BackgroundRecently, while debugging an issue with a multi-threaded daemon and nanosleep(2), I was surprised to find that the single-threaded version of the daemon ran four times as fast (in wall clock time) as the multi-threaded version. (The system and user times were the same.) I was surprised because there was very little locking--only the call to FCGX_Accept was synchronized and the protected section of code was really really fast--no file reads, no database calls--just memory access.
- Created a FastCGI daemon that responds with a big web page (94kB).
- Ran http_load with ten clients in parallel, making requests as fast as they could for 60 seconds.
- 15,473 total fetches
- 258 fetches/second
- 2.5 x 10^7 bytes/second
- 0.23 mean msecs/connect
- 37.3 mean msecs/first response
- 15,473 HTTP 200 responses
Benchmark With Slow ClientThe second test ran the same http_load call, but this time after starting a second http_load call in another console that throttled the client to receive approximately 1,000 bytes/second. (This is much slower than a modem, which can generally at least to 33,000 bytes/second.) Note that the http_load call to do this is not documented in the manual page; it is:
$ http_load -Throttle 10000 -parallel 5 -seconds 60 urlsResults:
- 13,757 fetches
- 229 fetches/second
- 2.2 x 10^7 bytes/second
- 0.23 mean msecs/connect
- 41.8 mean msecs/first-response
- 13,757 HTTP 200 responses
- 1 fetch
- 0.01 fetches/second (ran for 90 seconds)
- 1,079 bytes/second
- 0.61 mean msecs/connect
- 4.2 mean msecs/first-response
- 1 HTTP 200 response
ConclusionAfter writing this up, I think the test is in fact worthless! Here's why--watching netstat, I can see the Recv-Q of the socket is filled when running the throttled http_load. I think this means the data has been transmitted over the network (well, between sockets--the test was run on a single machine), and it is queued somewhere in the operating system. This is not an accurate test of a slow network. Drat, back to the drawing board.

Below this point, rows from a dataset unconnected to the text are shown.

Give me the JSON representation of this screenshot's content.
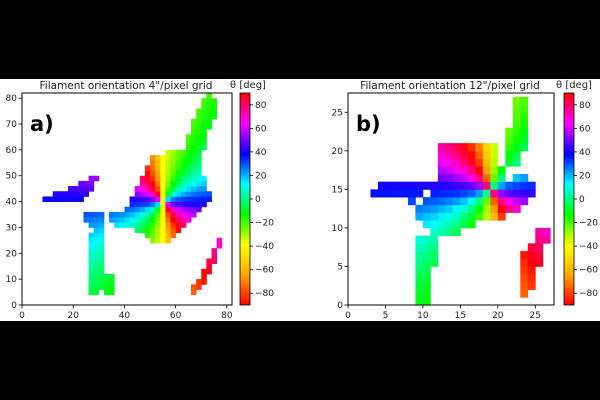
{
  "chart_data": [
    {
      "type": "heatmap",
      "panel_label": "a)",
      "title": "Filament orientation 4\"/pixel grid",
      "colorbar_label": "θ [deg]",
      "colorbar_ticks": [
        -80,
        -60,
        -40,
        -20,
        0,
        20,
        40,
        60,
        80
      ],
      "colorbar_range": [
        -90,
        90
      ],
      "colormap": [
        "#ff0000",
        "#ffa500",
        "#ffff00",
        "#00ff00",
        "#00ffff",
        "#0000ff",
        "#ff00ff",
        "#ff0000"
      ],
      "xlim": [
        0,
        82
      ],
      "ylim": [
        0,
        82
      ],
      "xticks": [
        0,
        20,
        40,
        60,
        80
      ],
      "yticks": [
        0,
        10,
        20,
        30,
        40,
        50,
        60,
        70,
        80
      ],
      "grid": false,
      "grid_resolution": 1,
      "map_description": "orientation angle field along filaments; central hub near (55,40) with radial pattern",
      "regions": [
        {
          "name": "left arm",
          "polygon": [
            [
              8,
              42
            ],
            [
              12,
              43
            ],
            [
              20,
              46
            ],
            [
              26,
              49
            ],
            [
              30,
              50
            ],
            [
              27,
              43
            ],
            [
              22,
              40
            ],
            [
              16,
              40
            ],
            [
              9,
              40
            ]
          ]
        },
        {
          "name": "central hub",
          "polygon": [
            [
              40,
              36
            ],
            [
              45,
              46
            ],
            [
              50,
              57
            ],
            [
              58,
              60
            ],
            [
              65,
              59
            ],
            [
              66,
              56
            ],
            [
              70,
              55
            ],
            [
              72,
              45
            ],
            [
              75,
              41
            ],
            [
              71,
              37
            ],
            [
              67,
              33
            ],
            [
              63,
              29
            ],
            [
              60,
              26
            ],
            [
              56,
              24
            ],
            [
              50,
              25
            ],
            [
              46,
              28
            ],
            [
              42,
              31
            ],
            [
              36,
              30
            ],
            [
              33,
              36
            ],
            [
              30,
              33
            ],
            [
              28,
              30
            ],
            [
              25,
              32
            ],
            [
              22,
              37
            ]
          ]
        },
        {
          "name": "upper arm",
          "polygon": [
            [
              63,
              59
            ],
            [
              66,
              70
            ],
            [
              70,
              78
            ],
            [
              74,
              82
            ],
            [
              77,
              78
            ],
            [
              72,
              65
            ],
            [
              70,
              56
            ],
            [
              64,
              57
            ]
          ]
        },
        {
          "name": "bottom-left blob",
          "polygon": [
            [
              27,
              28
            ],
            [
              30,
              35
            ],
            [
              33,
              30
            ],
            [
              33,
              18
            ],
            [
              33,
              10
            ],
            [
              30,
              4
            ],
            [
              27,
              3
            ],
            [
              26,
              10
            ],
            [
              27,
              20
            ]
          ]
        },
        {
          "name": "bottom blob",
          "polygon": [
            [
              32,
              10
            ],
            [
              33,
              13
            ],
            [
              37,
              12
            ],
            [
              37,
              5
            ],
            [
              34,
              4
            ],
            [
              32,
              5
            ]
          ]
        },
        {
          "name": "lower right arm",
          "polygon": [
            [
              70,
              10
            ],
            [
              72,
              16
            ],
            [
              75,
              22
            ],
            [
              77,
              27
            ],
            [
              78,
              24
            ],
            [
              76,
              18
            ],
            [
              73,
              12
            ],
            [
              68,
              4
            ],
            [
              66,
              6
            ],
            [
              68,
              9
            ]
          ]
        }
      ]
    },
    {
      "type": "heatmap",
      "panel_label": "b)",
      "title": "Filament orientation 12\"/pixel grid",
      "colorbar_label": "θ [deg]",
      "colorbar_ticks": [
        -80,
        -60,
        -40,
        -20,
        0,
        20,
        40,
        60,
        80
      ],
      "colorbar_range": [
        -90,
        90
      ],
      "colormap": [
        "#ff0000",
        "#ffa500",
        "#ffff00",
        "#00ff00",
        "#00ffff",
        "#0000ff",
        "#ff00ff",
        "#ff0000"
      ],
      "xlim": [
        0,
        27.5
      ],
      "ylim": [
        0,
        27.5
      ],
      "xticks": [
        0,
        5,
        10,
        15,
        20,
        25
      ],
      "yticks": [
        0,
        5,
        10,
        15,
        20,
        25
      ],
      "grid": false,
      "grid_resolution": 1,
      "map_description": "same field rebinned; central hub near (19,15)",
      "regions": [
        {
          "name": "upper arm",
          "polygon": [
            [
              21,
              21
            ],
            [
              22,
              25
            ],
            [
              22,
              27
            ],
            [
              24,
              27
            ],
            [
              24,
              22
            ],
            [
              23,
              18
            ],
            [
              21,
              18
            ]
          ]
        },
        {
          "name": "central region",
          "polygon": [
            [
              12,
              21
            ],
            [
              20,
              21
            ],
            [
              21,
              16
            ],
            [
              24,
              17
            ],
            [
              26,
              15
            ],
            [
              24,
              13
            ],
            [
              22,
              12
            ],
            [
              20,
              11
            ],
            [
              18,
              11
            ],
            [
              16,
              10
            ],
            [
              14,
              9
            ],
            [
              12,
              9
            ],
            [
              10,
              10
            ],
            [
              9,
              12
            ],
            [
              11,
              14
            ],
            [
              12,
              15
            ],
            [
              10,
              16
            ],
            [
              7,
              16
            ],
            [
              5,
              16
            ],
            [
              3,
              15
            ],
            [
              3,
              14
            ],
            [
              7,
              14
            ],
            [
              9,
              13
            ],
            [
              12,
              17
            ]
          ]
        },
        {
          "name": "lower left arm",
          "polygon": [
            [
              9,
              9
            ],
            [
              9,
              4
            ],
            [
              9,
              0
            ],
            [
              11,
              0
            ],
            [
              11,
              3
            ],
            [
              12,
              6
            ],
            [
              12,
              9
            ]
          ]
        },
        {
          "name": "lower right arm",
          "polygon": [
            [
              23,
              1
            ],
            [
              23,
              6
            ],
            [
              25,
              9
            ],
            [
              26,
              10
            ],
            [
              27,
              10
            ],
            [
              26,
              6
            ],
            [
              25,
              3
            ],
            [
              24,
              1
            ]
          ]
        }
      ]
    }
  ]
}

AddendumAfter thinking about this a bit, I took a different approach:
- for throttled client, create a modified http_get utility that uses a socket with a minimal receive buffer (512bytes) and sleep one second between each read call
- run full-speed http_load at same time.
In fact, I suspect with Lighttpd, even if the SO_SNDBUF is not large enough to hold the entire response, it will still fly.
Lightty uses the select loop and multiple send sockets; if a send socket can't hold the entire response, and is backed up in sending the data it does have to the client socket, I would expect the select loop will simply continue to serve the other sockets that are ready to send more data and which are connected to faster clients.